I have previously written on how the government's attitude towards tax planning seems to have changed over the years. Contrary to what I was taught in law school, the IRS now essentially takes the position that if a transaction included tax planning, the tax benefits of that planning should not be sustained.

But even worse, it seems that some within the profession and academics are starting to side with the government. If you don't believe me, read Tax Avoidance Just Isn't What it Used To Be.

I hope this attitude does not continue to spread.

Fiscal Cliff Avoided

I saw an editorial cartoon the other day. It was of Wiley Coyote going off the cliff. He seemed to be doing this regularly in the Roadrunner and Coyote cartoons. In this case, he was able to scramble, out of thin air, back to the edge of the precipice.

Early Jan. 1, 2013, the Senate, by a vote of 89-8, passed H.R.8, the “American Taxpayer Relief Act” (the Act).
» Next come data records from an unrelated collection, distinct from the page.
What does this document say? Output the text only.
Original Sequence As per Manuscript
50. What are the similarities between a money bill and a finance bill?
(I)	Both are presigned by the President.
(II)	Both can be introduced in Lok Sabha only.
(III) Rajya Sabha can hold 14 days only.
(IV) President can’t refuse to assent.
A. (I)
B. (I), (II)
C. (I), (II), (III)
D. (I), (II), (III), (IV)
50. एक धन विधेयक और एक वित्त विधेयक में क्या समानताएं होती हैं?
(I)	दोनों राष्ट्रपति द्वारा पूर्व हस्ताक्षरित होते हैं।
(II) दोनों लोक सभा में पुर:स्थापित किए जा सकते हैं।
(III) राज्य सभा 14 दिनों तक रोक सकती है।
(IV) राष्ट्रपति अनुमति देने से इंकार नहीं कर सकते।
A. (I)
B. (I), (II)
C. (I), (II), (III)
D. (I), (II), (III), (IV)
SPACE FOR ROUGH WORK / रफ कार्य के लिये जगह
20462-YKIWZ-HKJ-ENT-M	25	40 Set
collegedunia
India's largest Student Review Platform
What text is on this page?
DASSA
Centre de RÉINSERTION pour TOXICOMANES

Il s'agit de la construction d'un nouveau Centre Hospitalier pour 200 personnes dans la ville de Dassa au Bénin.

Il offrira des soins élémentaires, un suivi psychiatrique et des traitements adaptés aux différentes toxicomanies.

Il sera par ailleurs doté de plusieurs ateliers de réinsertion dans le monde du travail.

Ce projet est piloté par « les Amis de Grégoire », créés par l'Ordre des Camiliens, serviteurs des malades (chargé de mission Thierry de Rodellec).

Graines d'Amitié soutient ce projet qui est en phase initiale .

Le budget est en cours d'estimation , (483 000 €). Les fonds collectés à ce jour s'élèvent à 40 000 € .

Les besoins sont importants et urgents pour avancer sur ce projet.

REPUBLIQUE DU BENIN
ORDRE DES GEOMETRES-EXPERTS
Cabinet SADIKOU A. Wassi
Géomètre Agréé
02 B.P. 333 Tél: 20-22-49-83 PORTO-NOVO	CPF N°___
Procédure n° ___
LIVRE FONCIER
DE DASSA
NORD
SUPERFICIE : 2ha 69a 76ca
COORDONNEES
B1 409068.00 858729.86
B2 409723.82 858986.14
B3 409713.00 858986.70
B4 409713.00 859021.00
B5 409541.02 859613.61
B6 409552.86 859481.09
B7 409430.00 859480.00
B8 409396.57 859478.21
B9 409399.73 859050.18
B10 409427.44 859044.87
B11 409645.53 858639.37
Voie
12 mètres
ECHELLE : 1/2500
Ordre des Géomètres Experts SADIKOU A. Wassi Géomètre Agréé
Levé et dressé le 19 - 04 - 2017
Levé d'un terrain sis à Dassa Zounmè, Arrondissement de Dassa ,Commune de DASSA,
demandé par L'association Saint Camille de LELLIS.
Late on that same day—hours after the government had technically gone over the “fiscal cliff”—the House of Representatives, by a vote of 257 to 167, also passed the bill. The Act, which the President is expected to quickly sign into law, prevents many of the tax hikes that were scheduled to go into effect this year and retains many favorable tax breaks that were scheduled to expire. However, it increases income taxes for some high-income individuals and slightly increase transfer tax rates.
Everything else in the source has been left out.